Many surgical procedures require or involve the use of internal tethering of damaged bone or other tissue in order to fix the bone or tissue in position in order to address a misalignment, instability, and/or to enable the healing process to progress, for example allowing bone or tendon regrowth at a damage area. In order to facilitate such tethering it is often necessary to employ some form of bone or tissue anchor or similar fixation device which serves as a fixed point to which a suture may be anchored, in order to allow a tendon or ligament to be suture and thus secured to the bone. Fixation devices may also be use to enable additional surgical apparatus to be secured as required.
Such fixation devices may take many forms, for example an externally threaded bone screw, pin, plate or other, which may be threaded into a suitable hole formed in a section of bone, and which will therefore, once located, secure a suture to the bone which may then be utilised to achieve fixation of tendons or ligaments to the respective bone, for example when performing a rotator cuff repair or the like.

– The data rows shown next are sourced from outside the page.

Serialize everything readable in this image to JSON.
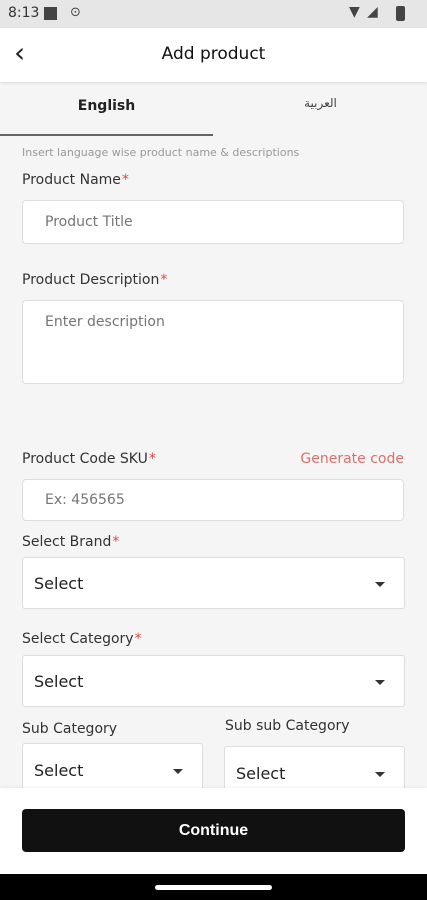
{
  "status_bar": {
    "time": "8:13",
    "icons": [
      "square-icon",
      "location-icon",
      "wifi-icon",
      "signal-icon",
      "battery-icon"
    ]
  },
  "header": {
    "title": "Add product",
    "back_icon": "back-arrow-icon"
  },
  "tabs": [
    {
      "label": "English",
      "active": true
    },
    {
      "label": "العربية",
      "active": false
    }
  ],
  "hint": "Insert language wise product name & descriptions",
  "product_name": {
    "label": "Product Name",
    "required_mark": "*",
    "placeholder": "Product Title"
  },
  "product_description": {
    "label": "Product Description",
    "required_mark": "*",
    "placeholder": "Enter description"
  },
  "sku": {
    "label": "Product Code SKU",
    "required_mark": "*",
    "placeholder": "Ex: 456565",
    "generate_label": "Generate code"
  },
  "brand": {
    "label": "Select Brand",
    "required_mark": "*",
    "value": "Select"
  },
  "category": {
    "label": "Select Category",
    "required_mark": "*",
    "value": "Select"
  },
  "sub_category": {
    "label": "Sub Category",
    "value": "Select"
  },
  "sub_sub_category": {
    "label": "Sub sub Category",
    "value": "Select"
  },
  "footer": {
    "continue_label": "Continue"
  },
  "colors": {
    "accent_red": "#e0473e",
    "primary_button": "#111111",
    "generate_link": "#e26c6c"
  }
}
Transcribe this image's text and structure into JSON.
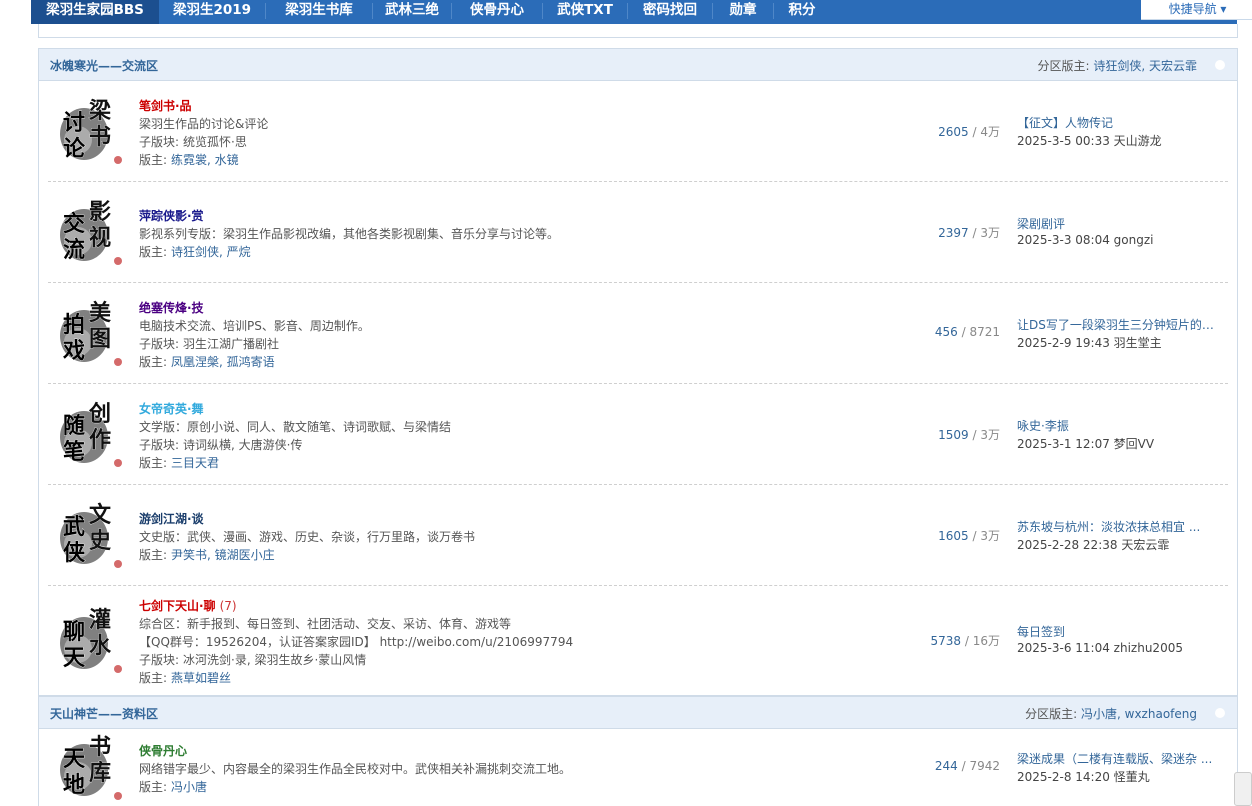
{
  "nav": {
    "items": [
      "梁羽生家园BBS",
      "梁羽生2019",
      "梁羽生书库",
      "武林三绝",
      "侠骨丹心",
      "武侠TXT",
      "密码找回",
      "勋章",
      "积分"
    ],
    "quick": "快捷导航 ▾"
  },
  "sections": [
    {
      "title": "冰魄寒光——交流区",
      "mod_label": "分区版主:",
      "mods": "诗狂剑侠, 天宏云霏",
      "forums": [
        {
          "name": "笔剑书·品",
          "name_color": "#cc0000",
          "logo": [
            "梁",
            "书",
            "讨",
            "论"
          ],
          "desc": "梁羽生作品的讨论&评论",
          "sub_label": "子版块:",
          "sub": "统览孤怀·思",
          "mod_label": "版主:",
          "mods": "练霓裳, 水镜",
          "threads": "2605",
          "posts": "4万",
          "last_title": "【征文】人物传记",
          "last_meta": "2025-3-5 00:33 天山游龙"
        },
        {
          "name": "萍踪侠影·赏",
          "name_color": "#1a1a8c",
          "logo": [
            "影",
            "视",
            "交",
            "流"
          ],
          "desc": "影视系列专版：梁羽生作品影视改编，其他各类影视剧集、音乐分享与讨论等。",
          "mod_label": "版主:",
          "mods": "诗狂剑侠, 严烷",
          "threads": "2397",
          "posts": "3万",
          "last_title": "梁剧剧评",
          "last_meta": "2025-3-3 08:04 gongzi"
        },
        {
          "name": "绝塞传烽·技",
          "name_color": "#4b0082",
          "logo": [
            "美",
            "图",
            "拍",
            "戏"
          ],
          "desc": "电脑技术交流、培训PS、影音、周边制作。",
          "sub_label": "子版块:",
          "sub": "羽生江湖广播剧社",
          "mod_label": "版主:",
          "mods": "凤凰涅槃, 孤鸿寄语",
          "threads": "456",
          "posts": "8721",
          "last_title": "让DS写了一段梁羽生三分钟短片的 ...",
          "last_meta": "2025-2-9 19:43 羽生堂主"
        },
        {
          "name": "女帝奇英·舞",
          "name_color": "#33aadd",
          "logo": [
            "创",
            "作",
            "随",
            "笔"
          ],
          "desc": "文学版：原创小说、同人、散文随笔、诗词歌赋、与梁情结",
          "sub_label": "子版块:",
          "sub": "诗词纵横, 大唐游侠·传",
          "mod_label": "版主:",
          "mods": "三目天君",
          "threads": "1509",
          "posts": "3万",
          "last_title": "咏史·李振",
          "last_meta": "2025-3-1 12:07 梦回VV"
        },
        {
          "name": "游剑江湖·谈",
          "name_color": "#1a3d6b",
          "logo": [
            "文",
            "史",
            "武",
            "侠"
          ],
          "desc": "文史版：武侠、漫画、游戏、历史、杂谈，行万里路，谈万卷书",
          "mod_label": "版主:",
          "mods": "尹笑书, 镜湖医小庄",
          "threads": "1605",
          "posts": "3万",
          "last_title": "苏东坡与杭州：淡妆浓抹总相宜 ...",
          "last_meta": "2025-2-28 22:38 天宏云霏"
        },
        {
          "name": "七剑下天山·聊",
          "name_color": "#cc0000",
          "badge": "(7)",
          "logo": [
            "灌",
            "水",
            "聊",
            "天"
          ],
          "desc": "综合区：新手报到、每日签到、社团活动、交友、采访、体育、游戏等",
          "desc2": "【QQ群号：19526204，认证答案家园ID】 http://weibo.com/u/2106997794",
          "sub_label": "子版块:",
          "sub": "冰河洗剑·录, 梁羽生故乡·蒙山风情",
          "mod_label": "版主:",
          "mods": "燕草如碧丝",
          "threads": "5738",
          "posts": "16万",
          "last_title": "每日签到",
          "last_meta": "2025-3-6 11:04 zhizhu2005"
        }
      ]
    },
    {
      "title": "天山神芒——资料区",
      "mod_label": "分区版主:",
      "mods": "冯小唐, wxzhaofeng",
      "forums": [
        {
          "name": "侠骨丹心",
          "name_color": "#2e7d32",
          "logo": [
            "书",
            "库",
            "天",
            "地"
          ],
          "desc": "网络错字最少、内容最全的梁羽生作品全民校对中。武侠相关补漏挑刺交流工地。",
          "mod_label": "版主:",
          "mods": "冯小唐",
          "threads": "244",
          "posts": "7942",
          "last_title": "梁迷成果（二楼有连载版、梁迷杂 ...",
          "last_meta": "2025-2-8 14:20 怪董丸"
        }
      ]
    }
  ]
}
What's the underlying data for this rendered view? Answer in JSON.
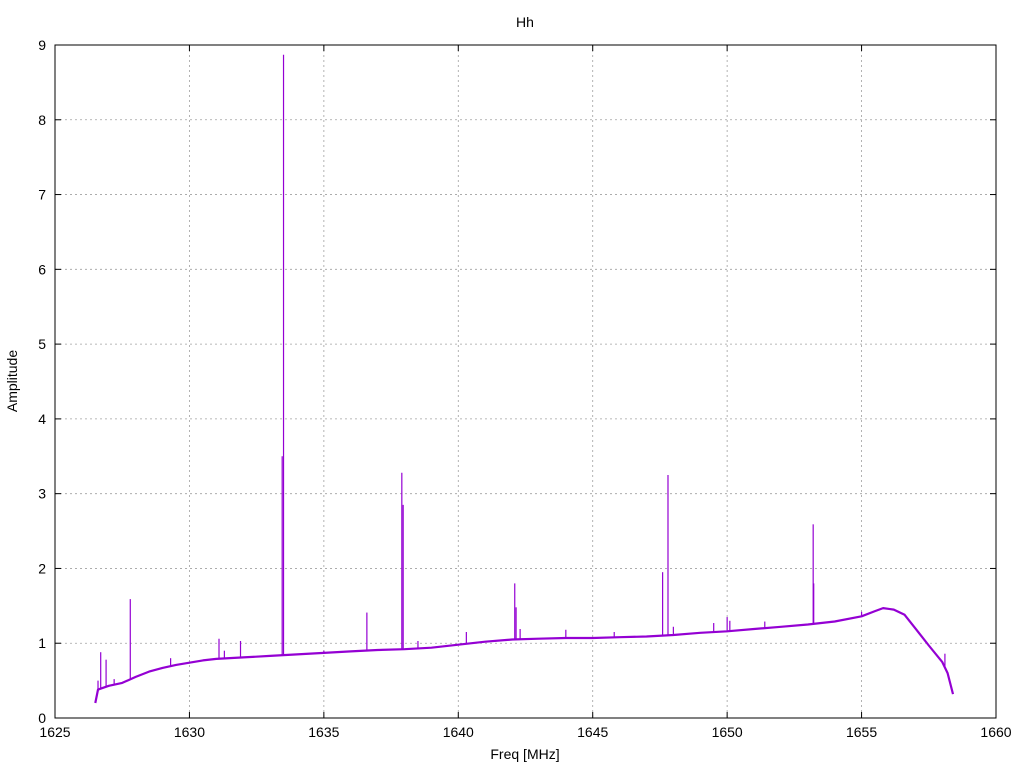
{
  "chart_data": {
    "type": "line",
    "title": "Hh",
    "xlabel": "Freq [MHz]",
    "ylabel": "Amplitude",
    "xlim": [
      1625,
      1660
    ],
    "ylim": [
      0,
      9
    ],
    "x_ticks": [
      1625,
      1630,
      1635,
      1640,
      1645,
      1650,
      1655,
      1660
    ],
    "y_ticks": [
      0,
      1,
      2,
      3,
      4,
      5,
      6,
      7,
      8,
      9
    ],
    "grid": true,
    "legend": "none",
    "series": [
      {
        "color": "#9400d3",
        "baseline": [
          [
            1626.5,
            0.2
          ],
          [
            1626.6,
            0.38
          ],
          [
            1627.0,
            0.43
          ],
          [
            1627.5,
            0.47
          ],
          [
            1628.0,
            0.55
          ],
          [
            1628.5,
            0.62
          ],
          [
            1629.0,
            0.67
          ],
          [
            1629.5,
            0.71
          ],
          [
            1630.0,
            0.74
          ],
          [
            1630.5,
            0.77
          ],
          [
            1631.0,
            0.79
          ],
          [
            1632.0,
            0.81
          ],
          [
            1633.0,
            0.83
          ],
          [
            1634.0,
            0.85
          ],
          [
            1635.0,
            0.87
          ],
          [
            1636.0,
            0.89
          ],
          [
            1637.0,
            0.91
          ],
          [
            1638.0,
            0.92
          ],
          [
            1639.0,
            0.94
          ],
          [
            1640.0,
            0.98
          ],
          [
            1640.5,
            1.0
          ],
          [
            1641.0,
            1.02
          ],
          [
            1642.0,
            1.05
          ],
          [
            1643.0,
            1.06
          ],
          [
            1644.0,
            1.07
          ],
          [
            1645.0,
            1.07
          ],
          [
            1646.0,
            1.08
          ],
          [
            1647.0,
            1.09
          ],
          [
            1648.0,
            1.11
          ],
          [
            1649.0,
            1.14
          ],
          [
            1650.0,
            1.16
          ],
          [
            1651.0,
            1.19
          ],
          [
            1652.0,
            1.22
          ],
          [
            1653.0,
            1.25
          ],
          [
            1654.0,
            1.29
          ],
          [
            1655.0,
            1.36
          ],
          [
            1655.5,
            1.43
          ],
          [
            1655.8,
            1.47
          ],
          [
            1656.2,
            1.45
          ],
          [
            1656.6,
            1.38
          ],
          [
            1657.0,
            1.2
          ],
          [
            1657.5,
            0.97
          ],
          [
            1658.0,
            0.75
          ],
          [
            1658.2,
            0.6
          ],
          [
            1658.4,
            0.32
          ]
        ],
        "peaks": [
          [
            1626.6,
            0.5
          ],
          [
            1626.7,
            0.88
          ],
          [
            1626.9,
            0.78
          ],
          [
            1627.2,
            0.52
          ],
          [
            1627.8,
            1.59
          ],
          [
            1629.3,
            0.8
          ],
          [
            1631.1,
            1.06
          ],
          [
            1631.3,
            0.9
          ],
          [
            1631.9,
            1.03
          ],
          [
            1633.45,
            3.5
          ],
          [
            1633.5,
            8.87
          ],
          [
            1635.0,
            0.9
          ],
          [
            1636.6,
            1.41
          ],
          [
            1637.9,
            3.28
          ],
          [
            1637.95,
            2.85
          ],
          [
            1638.5,
            1.03
          ],
          [
            1640.3,
            1.15
          ],
          [
            1642.1,
            1.8
          ],
          [
            1642.15,
            1.48
          ],
          [
            1642.3,
            1.19
          ],
          [
            1644.0,
            1.18
          ],
          [
            1645.8,
            1.15
          ],
          [
            1647.6,
            1.95
          ],
          [
            1647.8,
            3.25
          ],
          [
            1648.0,
            1.22
          ],
          [
            1649.5,
            1.27
          ],
          [
            1650.0,
            1.35
          ],
          [
            1650.1,
            1.3
          ],
          [
            1651.4,
            1.29
          ],
          [
            1653.2,
            2.59
          ],
          [
            1653.22,
            1.8
          ],
          [
            1655.0,
            1.42
          ],
          [
            1658.1,
            0.86
          ]
        ]
      }
    ]
  }
}
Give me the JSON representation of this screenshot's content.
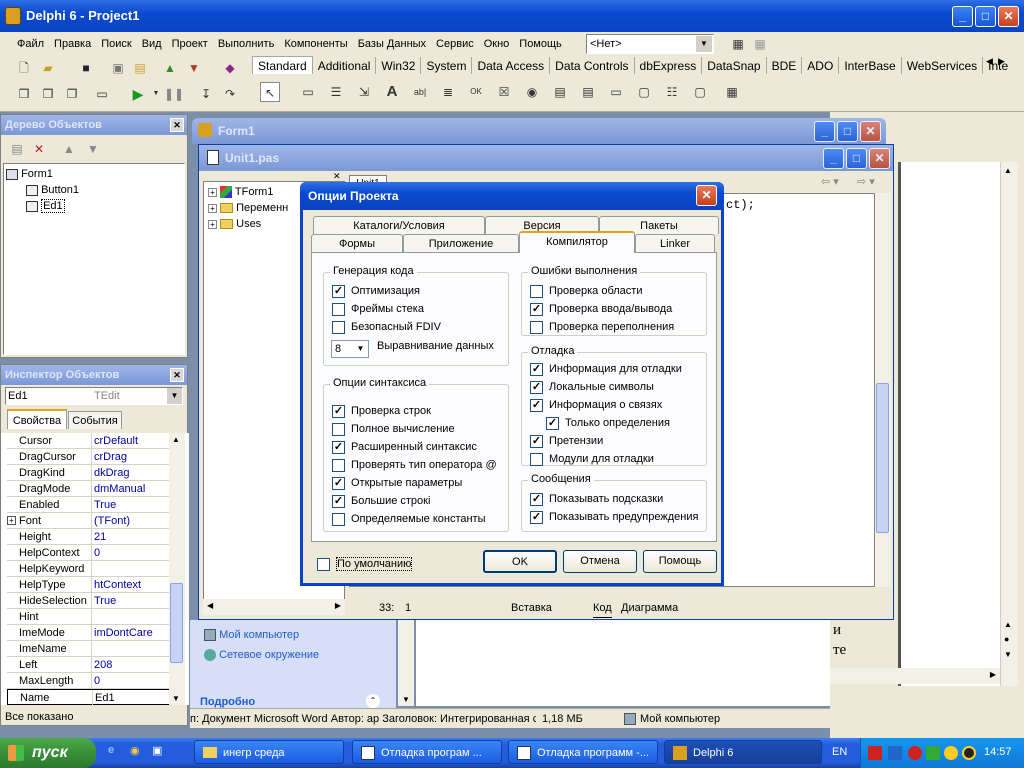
{
  "app": {
    "title": "Delphi 6 - Project1"
  },
  "menu": [
    "Файл",
    "Правка",
    "Поиск",
    "Вид",
    "Проект",
    "Выполнить",
    "Компоненты",
    "Базы Данных",
    "Сервис",
    "Окно",
    "Помощь"
  ],
  "component_combo": "<Нет>",
  "palette_tabs": [
    "Standard",
    "Additional",
    "Win32",
    "System",
    "Data Access",
    "Data Controls",
    "dbExpress",
    "DataSnap",
    "BDE",
    "ADO",
    "InterBase",
    "WebServices",
    "Internet"
  ],
  "object_tree": {
    "title": "Дерево Объектов",
    "items": [
      "Form1",
      "Button1",
      "Ed1"
    ]
  },
  "inspector": {
    "title": "Инспектор Объектов",
    "selected_name": "Ed1",
    "selected_type": "TEdit",
    "tabs": [
      "Свойства",
      "События"
    ],
    "rows": [
      {
        "k": "Cursor",
        "v": "crDefault"
      },
      {
        "k": "DragCursor",
        "v": "crDrag"
      },
      {
        "k": "DragKind",
        "v": "dkDrag"
      },
      {
        "k": "DragMode",
        "v": "dmManual"
      },
      {
        "k": "Enabled",
        "v": "True"
      },
      {
        "k": "Font",
        "v": "(TFont)"
      },
      {
        "k": "Height",
        "v": "21"
      },
      {
        "k": "HelpContext",
        "v": "0"
      },
      {
        "k": "HelpKeyword",
        "v": ""
      },
      {
        "k": "HelpType",
        "v": "htContext"
      },
      {
        "k": "HideSelection",
        "v": "True"
      },
      {
        "k": "Hint",
        "v": ""
      },
      {
        "k": "ImeMode",
        "v": "imDontCare"
      },
      {
        "k": "ImeName",
        "v": ""
      },
      {
        "k": "Left",
        "v": "208"
      },
      {
        "k": "MaxLength",
        "v": "0"
      },
      {
        "k": "Name",
        "v": "Ed1"
      }
    ],
    "status": "Все показано"
  },
  "form1": {
    "title": "Form1"
  },
  "unit1": {
    "title": "Unit1.pas",
    "tab": "Unit1",
    "tree": [
      "TForm1",
      "Переменн",
      "Uses"
    ],
    "code_tail": "ct);",
    "status_pos": "33:",
    "status_col": "1",
    "status_mode": "Вставка",
    "view_tabs": [
      "Код",
      "Диаграмма"
    ]
  },
  "explorer": {
    "items": [
      "Мой компьютер",
      "Сетевое окружение"
    ],
    "details": "Подробно"
  },
  "word_status": {
    "text": "п: Документ Microsoft Word Автор: ар Заголовок: Интегрированная с",
    "size": "1,18 МБ",
    "location": "Мой компьютер"
  },
  "dialog": {
    "title": "Опции Проекта",
    "tabs_back": [
      "Каталоги/Условия",
      "Версия",
      "Пакеты"
    ],
    "tabs_front": [
      "Формы",
      "Приложение",
      "Компилятор",
      "Linker"
    ],
    "groups": {
      "codegen": {
        "label": "Генерация кода",
        "options": [
          {
            "t": "Оптимизация",
            "c": true
          },
          {
            "t": "Фреймы стека",
            "c": false
          },
          {
            "t": "Безопасный FDIV",
            "c": false
          }
        ],
        "align_value": "8",
        "align_label": "Выравнивание данных"
      },
      "syntax": {
        "label": "Опции синтаксиса",
        "options": [
          {
            "t": "Проверка строк",
            "c": true
          },
          {
            "t": "Полное вычисление",
            "c": false
          },
          {
            "t": "Расширенный синтаксис",
            "c": true
          },
          {
            "t": "Проверять тип оператора @",
            "c": false
          },
          {
            "t": "Открытые параметры",
            "c": true
          },
          {
            "t": "Большие строкі",
            "c": true
          },
          {
            "t": "Определяемые константы",
            "c": false
          }
        ]
      },
      "runtime": {
        "label": "Ошибки выполнения",
        "options": [
          {
            "t": "Проверка области",
            "c": false
          },
          {
            "t": "Проверка ввода/вывода",
            "c": true
          },
          {
            "t": "Проверка переполнения",
            "c": false
          }
        ]
      },
      "debug": {
        "label": "Отладка",
        "options": [
          {
            "t": "Информация для отладки",
            "c": true
          },
          {
            "t": "Локальные символы",
            "c": true
          },
          {
            "t": "Информация о связях",
            "c": true
          },
          {
            "t": "Только определения",
            "c": true
          },
          {
            "t": "Претензии",
            "c": true
          },
          {
            "t": "Модули для отладки",
            "c": false
          }
        ]
      },
      "messages": {
        "label": "Сообщения",
        "options": [
          {
            "t": "Показывать подсказки",
            "c": true
          },
          {
            "t": "Показывать предупреждения",
            "c": true
          }
        ]
      }
    },
    "default_label": "По умолчанию",
    "ok": "OK",
    "cancel": "Отмена",
    "help": "Помощь"
  },
  "taskbar": {
    "start": "пуск",
    "tasks": [
      "инегр среда",
      "Отладка програм ...",
      "Отладка программ -...",
      "Delphi 6"
    ],
    "lang": "EN",
    "clock": "14:57"
  }
}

Commercially produced surgical fixation tools such as screws, pins, anchors, etc. are typically injection moulded from a suitable material such as a polymer or the like. These injection moulded parts can be manufactured from a single resin or a polymer mix, which is typically in the form of resin combined with a growth promoting medium, for example tricalciumphosphate (TCP) or any other suitable alternative. These mixes may vary in composition, for example containing 80% polymer to 20% growth promoting medium. When a mix of polymer and growth promoting medium is injected into the tool cavity in order to mould the fixation tool it is virtually impossible to control the distribution of growth promoting medium and as a result it is randomly spread throughout the cavity. Growth promoting medium that resides sub-surface of the final moulded product is effectively locked in by the surrounding polymer resin and is not readily available to be decalcified in order to promote bone ingrowth and/or bone regrowth once the fixation tool has been implanted.
It is therefore an object of the present invention to provide a tissue-integration device and a method of manufacturing same, which addresses some of the above mentioned problems of the prior art.